One characteristic of computational systems biology approach is that it uses mathematical simulation methods to assist the understanding of complex biological system. The current study demonstrates this characteristic - modular approaches enables simplification of the complicated system to representative key elements to facilitate investigation; mathematical methods allows for more insights into the underlying mechanisms.

A significant contribution of this article in carcinogenic mechanism study is that it captured the non-monotonic dose response for transformation frequency, as identified by experiments. The dominating factor leading to the predicted non-monotonic dose responses in this model is the increase in cell cycle time associated with activation of checkpoint arrest. The checkpoint arrest time saturates when IR reaches a certain level. This kind of dose response relationship is determined by the behavior of toxicological signal, which directly interacts with checkpoint control regulating proteins. Our study also suggests that checkpoint arrest can be one of the factors that lead to the non-monotonic shapes: the J-shaped dose-response form.

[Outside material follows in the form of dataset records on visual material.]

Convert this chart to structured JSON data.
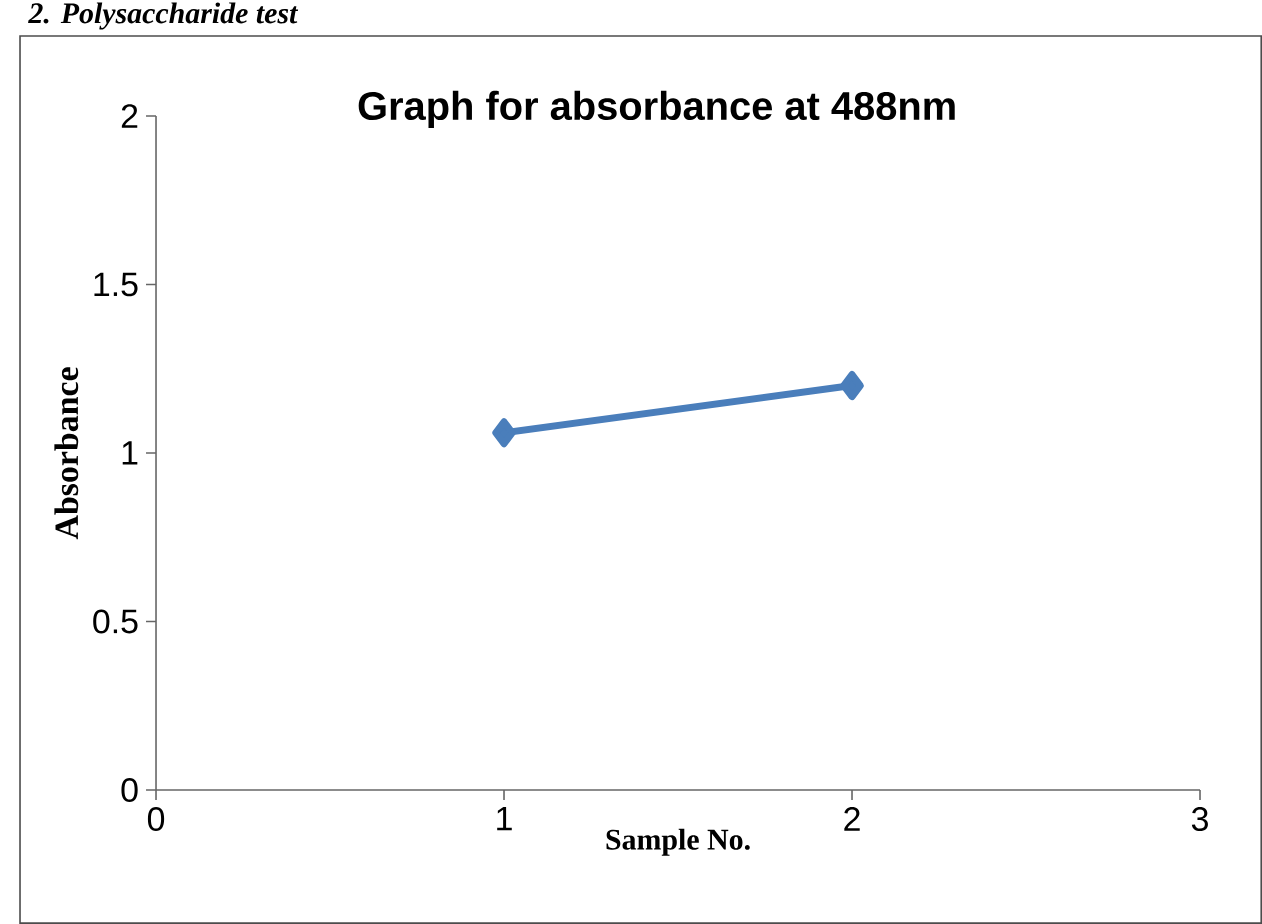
{
  "chart_data": {
    "type": "line",
    "title": "Graph for absorbance at 488nm",
    "xlabel": "Sample No.",
    "ylabel": "Absorbance",
    "annotations": [
      "2.    Polysaccharide test"
    ],
    "x": [
      1,
      2
    ],
    "series": [
      {
        "color": "#4a7ebb",
        "values": [
          1.06,
          1.2
        ]
      }
    ],
    "xlim": [
      0,
      3
    ],
    "xticks": [
      0,
      1,
      2,
      3
    ],
    "ylim": [
      0,
      2
    ],
    "yticks": [
      0,
      0.5,
      1,
      1.5,
      2
    ],
    "marker": "diamond",
    "line_style": "solid",
    "grid": false
  }
}
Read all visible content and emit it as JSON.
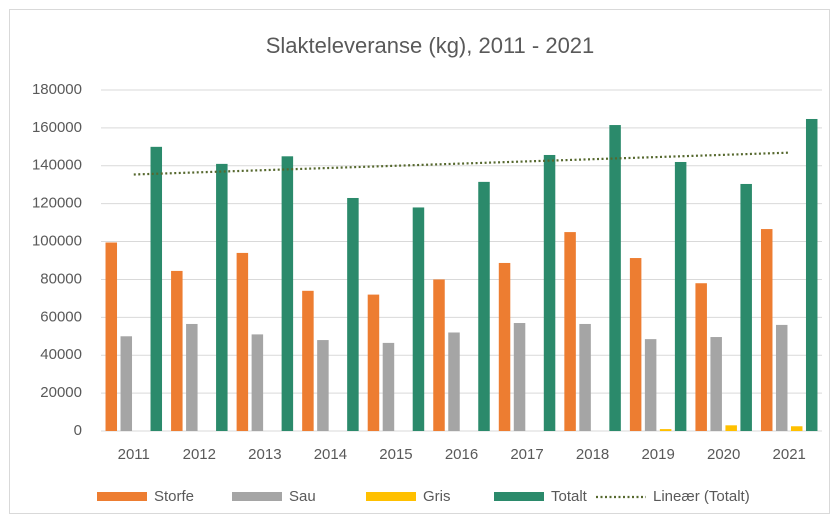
{
  "chart_data": {
    "type": "bar",
    "title": "Slakteleveranse (kg), 2011 - 2021",
    "categories": [
      "2011",
      "2012",
      "2013",
      "2014",
      "2015",
      "2016",
      "2017",
      "2018",
      "2019",
      "2020",
      "2021"
    ],
    "series": [
      {
        "name": "Storfe",
        "color": "#ed7d31",
        "values": [
          99500,
          84500,
          94000,
          74000,
          72000,
          80000,
          88700,
          105000,
          91300,
          78000,
          106600
        ]
      },
      {
        "name": "Sau",
        "color": "#a5a5a5",
        "values": [
          50000,
          56500,
          51000,
          48000,
          46500,
          52000,
          57000,
          56500,
          48500,
          49600,
          56000
        ]
      },
      {
        "name": "Gris",
        "color": "#ffc000",
        "values": [
          0,
          0,
          0,
          0,
          0,
          0,
          0,
          0,
          1000,
          3000,
          2500
        ]
      },
      {
        "name": "Totalt",
        "color": "#2b8a6b",
        "values": [
          150000,
          141000,
          145000,
          123000,
          118000,
          131500,
          145700,
          161500,
          142000,
          130400,
          164700
        ]
      }
    ],
    "trendline": {
      "name": "Lineær (Totalt)",
      "color": "#56682e"
    },
    "ylim": [
      0,
      180000
    ],
    "yticks": [
      0,
      20000,
      40000,
      60000,
      80000,
      100000,
      120000,
      140000,
      160000,
      180000
    ],
    "grid": true,
    "legend": "bottom"
  }
}
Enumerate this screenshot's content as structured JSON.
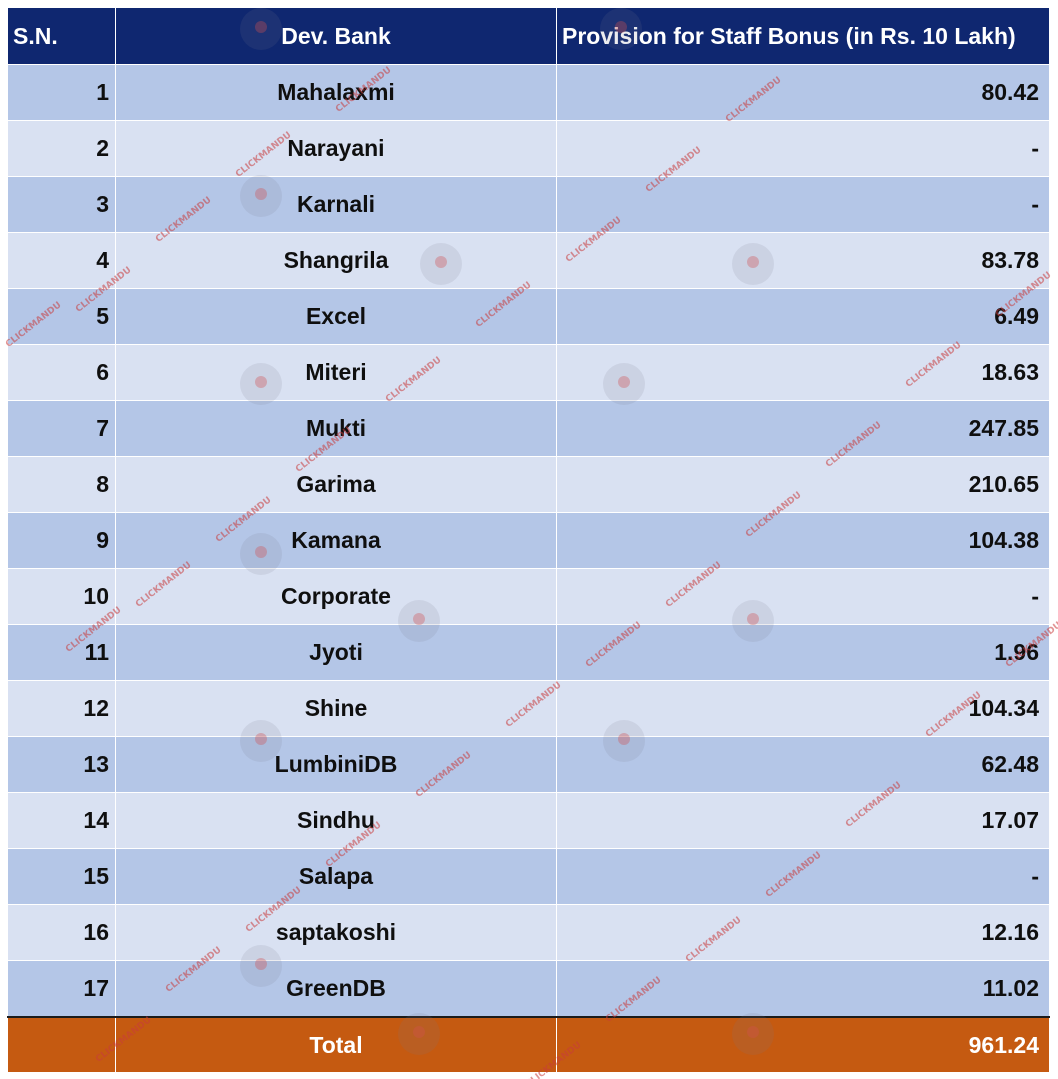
{
  "table": {
    "headers": {
      "sn": "S.N.",
      "bank": "Dev. Bank",
      "provision": "Provision for Staff Bonus (in Rs. 10 Lakh)"
    },
    "rows": [
      {
        "sn": "1",
        "bank": "Mahalaxmi",
        "provision": "80.42"
      },
      {
        "sn": "2",
        "bank": "Narayani",
        "provision": "-"
      },
      {
        "sn": "3",
        "bank": "Karnali",
        "provision": "-"
      },
      {
        "sn": "4",
        "bank": "Shangrila",
        "provision": "83.78"
      },
      {
        "sn": "5",
        "bank": "Excel",
        "provision": "6.49"
      },
      {
        "sn": "6",
        "bank": "Miteri",
        "provision": "18.63"
      },
      {
        "sn": "7",
        "bank": "Mukti",
        "provision": "247.85"
      },
      {
        "sn": "8",
        "bank": "Garima",
        "provision": "210.65"
      },
      {
        "sn": "9",
        "bank": "Kamana",
        "provision": "104.38"
      },
      {
        "sn": "10",
        "bank": "Corporate",
        "provision": "-"
      },
      {
        "sn": "11",
        "bank": "Jyoti",
        "provision": "1.96"
      },
      {
        "sn": "12",
        "bank": "Shine",
        "provision": "104.34"
      },
      {
        "sn": "13",
        "bank": "LumbiniDB",
        "provision": "62.48"
      },
      {
        "sn": "14",
        "bank": "Sindhu",
        "provision": "17.07"
      },
      {
        "sn": "15",
        "bank": "Salapa",
        "provision": "-"
      },
      {
        "sn": "16",
        "bank": "saptakoshi",
        "provision": "12.16"
      },
      {
        "sn": "17",
        "bank": "GreenDB",
        "provision": "11.02"
      }
    ],
    "total": {
      "sn": "",
      "label": "Total",
      "value": "961.24"
    }
  },
  "watermark": {
    "text": "CLICKMANDU"
  },
  "colors": {
    "header_bg": "#0f2770",
    "row_dark": "#b4c6e7",
    "row_light": "#d9e1f2",
    "total_bg": "#c55a11"
  }
}
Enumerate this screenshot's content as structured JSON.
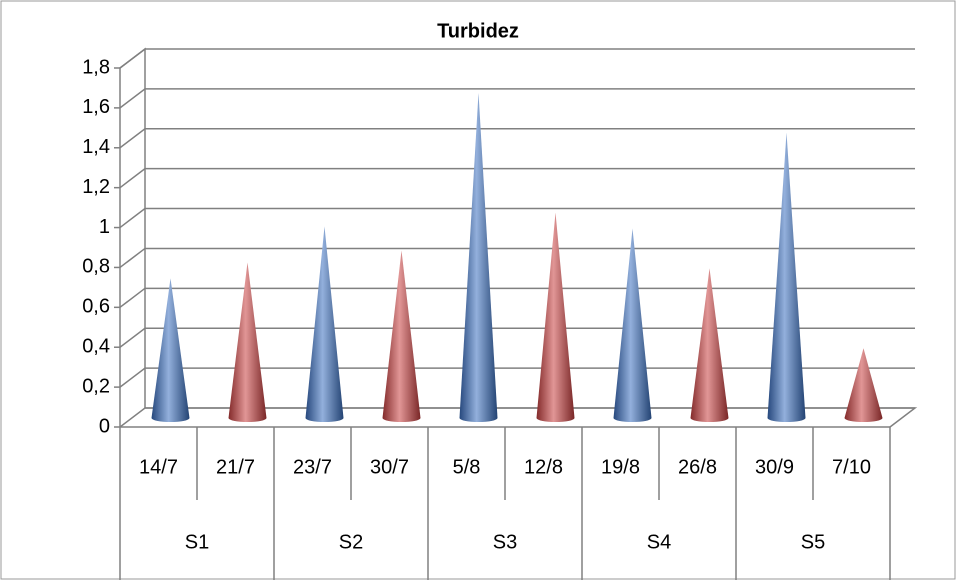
{
  "chart_data": {
    "type": "cone",
    "title": "Turbidez",
    "categories": [
      "14/7",
      "21/7",
      "23/7",
      "30/7",
      "5/8",
      "12/8",
      "19/8",
      "26/8",
      "30/9",
      "7/10"
    ],
    "groups": [
      "S1",
      "S2",
      "S3",
      "S4",
      "S5"
    ],
    "values": [
      0.7,
      0.78,
      0.96,
      0.84,
      1.63,
      1.03,
      0.95,
      0.75,
      1.43,
      0.35
    ],
    "colors": [
      "#3a6fc0",
      "#c94040",
      "#3a6fc0",
      "#c94040",
      "#3a6fc0",
      "#c94040",
      "#3a6fc0",
      "#c94040",
      "#3a6fc0",
      "#c94040"
    ],
    "ylim": [
      0,
      1.8
    ],
    "yticks": [
      0,
      {
        "value": 0.2,
        "label": "0,2"
      },
      {
        "value": 0.4,
        "label": "0,4"
      },
      {
        "value": 0.6,
        "label": "0,6"
      },
      {
        "value": 0.8,
        "label": "0,8"
      },
      1,
      {
        "value": 1.2,
        "label": "1,2"
      },
      {
        "value": 1.4,
        "label": "1,4"
      },
      {
        "value": 1.6,
        "label": "1,6"
      },
      {
        "value": 1.8,
        "label": "1,8"
      }
    ],
    "grid": true
  }
}
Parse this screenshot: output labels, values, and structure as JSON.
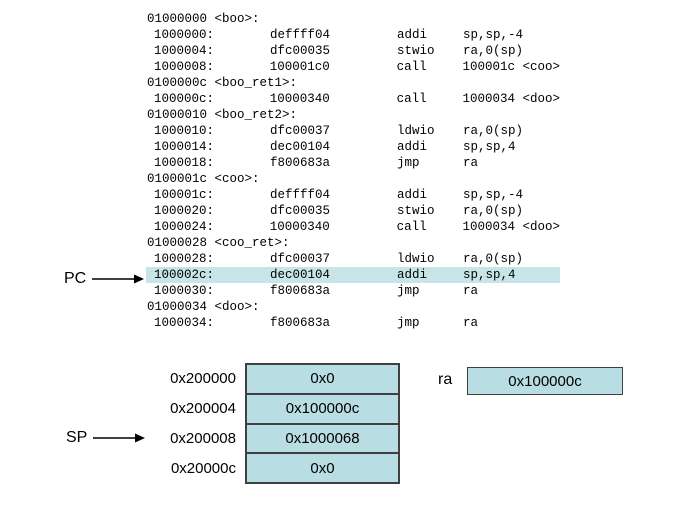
{
  "colors": {
    "highlight": "#c7e5e9",
    "cell_fill": "#b8dde2",
    "border": "#404040",
    "arrow": "#000000"
  },
  "code_listing": {
    "lines": [
      {
        "t": "label",
        "text": "01000000 <boo>:"
      },
      {
        "t": "instr",
        "addr": "1000000:",
        "code": "deffff04",
        "mn": "addi",
        "args": "sp,sp,-4"
      },
      {
        "t": "instr",
        "addr": "1000004:",
        "code": "dfc00035",
        "mn": "stwio",
        "args": "ra,0(sp)"
      },
      {
        "t": "instr",
        "addr": "1000008:",
        "code": "100001c0",
        "mn": "call",
        "args": "100001c <coo>"
      },
      {
        "t": "label",
        "text": "0100000c <boo_ret1>:"
      },
      {
        "t": "instr",
        "addr": "100000c:",
        "code": "10000340",
        "mn": "call",
        "args": "1000034 <doo>"
      },
      {
        "t": "label",
        "text": "01000010 <boo_ret2>:"
      },
      {
        "t": "instr",
        "addr": "1000010:",
        "code": "dfc00037",
        "mn": "ldwio",
        "args": "ra,0(sp)"
      },
      {
        "t": "instr",
        "addr": "1000014:",
        "code": "dec00104",
        "mn": "addi",
        "args": "sp,sp,4"
      },
      {
        "t": "instr",
        "addr": "1000018:",
        "code": "f800683a",
        "mn": "jmp",
        "args": "ra"
      },
      {
        "t": "label",
        "text": "0100001c <coo>:"
      },
      {
        "t": "instr",
        "addr": "100001c:",
        "code": "deffff04",
        "mn": "addi",
        "args": "sp,sp,-4"
      },
      {
        "t": "instr",
        "addr": "1000020:",
        "code": "dfc00035",
        "mn": "stwio",
        "args": "ra,0(sp)"
      },
      {
        "t": "instr",
        "addr": "1000024:",
        "code": "10000340",
        "mn": "call",
        "args": "1000034 <doo>"
      },
      {
        "t": "label",
        "text": "01000028 <coo_ret>:"
      },
      {
        "t": "instr",
        "addr": "1000028:",
        "code": "dfc00037",
        "mn": "ldwio",
        "args": "ra,0(sp)"
      },
      {
        "t": "instr",
        "addr": "100002c:",
        "code": "dec00104",
        "mn": "addi",
        "args": "sp,sp,4",
        "highlight": true
      },
      {
        "t": "instr",
        "addr": "1000030:",
        "code": "f800683a",
        "mn": "jmp",
        "args": "ra"
      },
      {
        "t": "label",
        "text": "01000034 <doo>:"
      },
      {
        "t": "instr",
        "addr": "1000034:",
        "code": "f800683a",
        "mn": "jmp",
        "args": "ra"
      }
    ],
    "highlighted_address": "100002c:"
  },
  "pointers": {
    "pc": {
      "label": "PC"
    },
    "sp": {
      "label": "SP",
      "points_to": "0x200008"
    }
  },
  "stack": {
    "rows": [
      {
        "address": "0x200000",
        "value": "0x0"
      },
      {
        "address": "0x200004",
        "value": "0x100000c"
      },
      {
        "address": "0x200008",
        "value": "0x1000068"
      },
      {
        "address": "0x20000c",
        "value": "0x0"
      }
    ]
  },
  "ra_register": {
    "label": "ra",
    "value": "0x100000c"
  }
}
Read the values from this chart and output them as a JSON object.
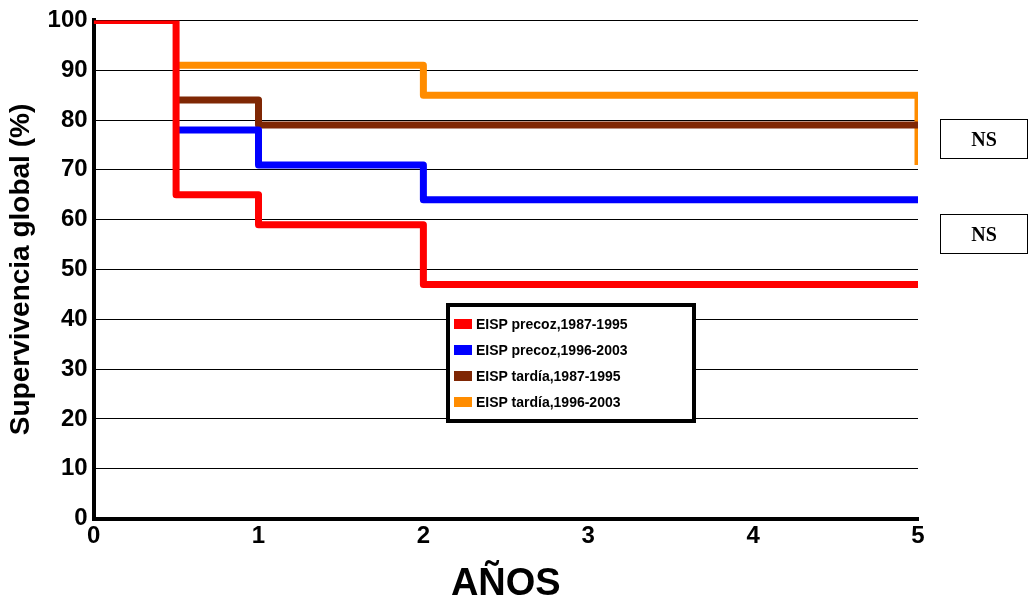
{
  "chart_data": {
    "type": "step",
    "xlabel": "AÑOS",
    "ylabel": "Supervivencia global (%)",
    "xlim": [
      0,
      5
    ],
    "xticks": [
      0,
      1,
      2,
      3,
      4,
      5
    ],
    "ylim": [
      0,
      100
    ],
    "yticks": [
      0,
      10,
      20,
      30,
      40,
      50,
      60,
      70,
      80,
      90,
      100
    ],
    "grid": "y",
    "legend": "bottom",
    "marker": "none",
    "line_style": "solid",
    "series": [
      {
        "name": "EISP precoz,1987-1995",
        "color": "#ff0000",
        "x": [
          0,
          0.5,
          1,
          2,
          5
        ],
        "values": [
          100,
          65,
          59,
          47,
          47
        ]
      },
      {
        "name": "EISP precoz,1996-2003",
        "color": "#0000ff",
        "x": [
          0.5,
          1,
          2,
          5
        ],
        "values": [
          78,
          71,
          64,
          64
        ]
      },
      {
        "name": "EISP tardía,1987-1995",
        "color": "#7f2704",
        "x": [
          0.5,
          1,
          5
        ],
        "values": [
          84,
          79,
          79
        ]
      },
      {
        "name": "EISP tardía,1996-2003",
        "color": "#ff8c00",
        "x": [
          0.5,
          2,
          5,
          5
        ],
        "values": [
          91,
          85,
          85,
          71
        ]
      }
    ],
    "annotations": [
      "NS",
      "NS"
    ]
  }
}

A main obstacle of developing systems model is the “parameter identifiability” problem: as the number of parameters increases, many different sets of model inputs fit the available data equally well. For example, our “cell cycle-perturbation” sub-model has been validated by comparing modeling with experimental results, focusing on its qualitative structure. This required using more than a hundred parameters in the model, which were assigned from knowledge of the biological mechanisms, whenever possible. Although “parameter identifiability” may affect our results, the interest of the current study is in the qualitative shape of dose response curve, for which the mechanism (modeling structure) plays a key role and the “parameter identifiability” problem is not a significant factor (Conolly and Lutz, 2004). Different parameter values may shape the dose response curve, but this reflects the influence of inter-individual variability on the dose response (Conolly et al. 2005). This problem will persist until sufficient data are available to identify each parameter value and should not be an obstacle to using systems of models to ascertain whether the LNT or the J-shape are to be used: the intervariability issue is of secondary importance, given this need.

Our ongoing efforts are on identifying how the range of the parameter values influences the behavior of the systems and the shape of the dose response. Finally, future study should determine how apoptosis pathway in the model influences the endpoint of survival fraction as well as transformation frequency through compensatory increase in cell division rate due to cell death. A tissue-level model should also be developed to account for intercellular communication-bystander effect. We of course are most interested in obtaining quantitative predictions, rather than merely describing a state of the system.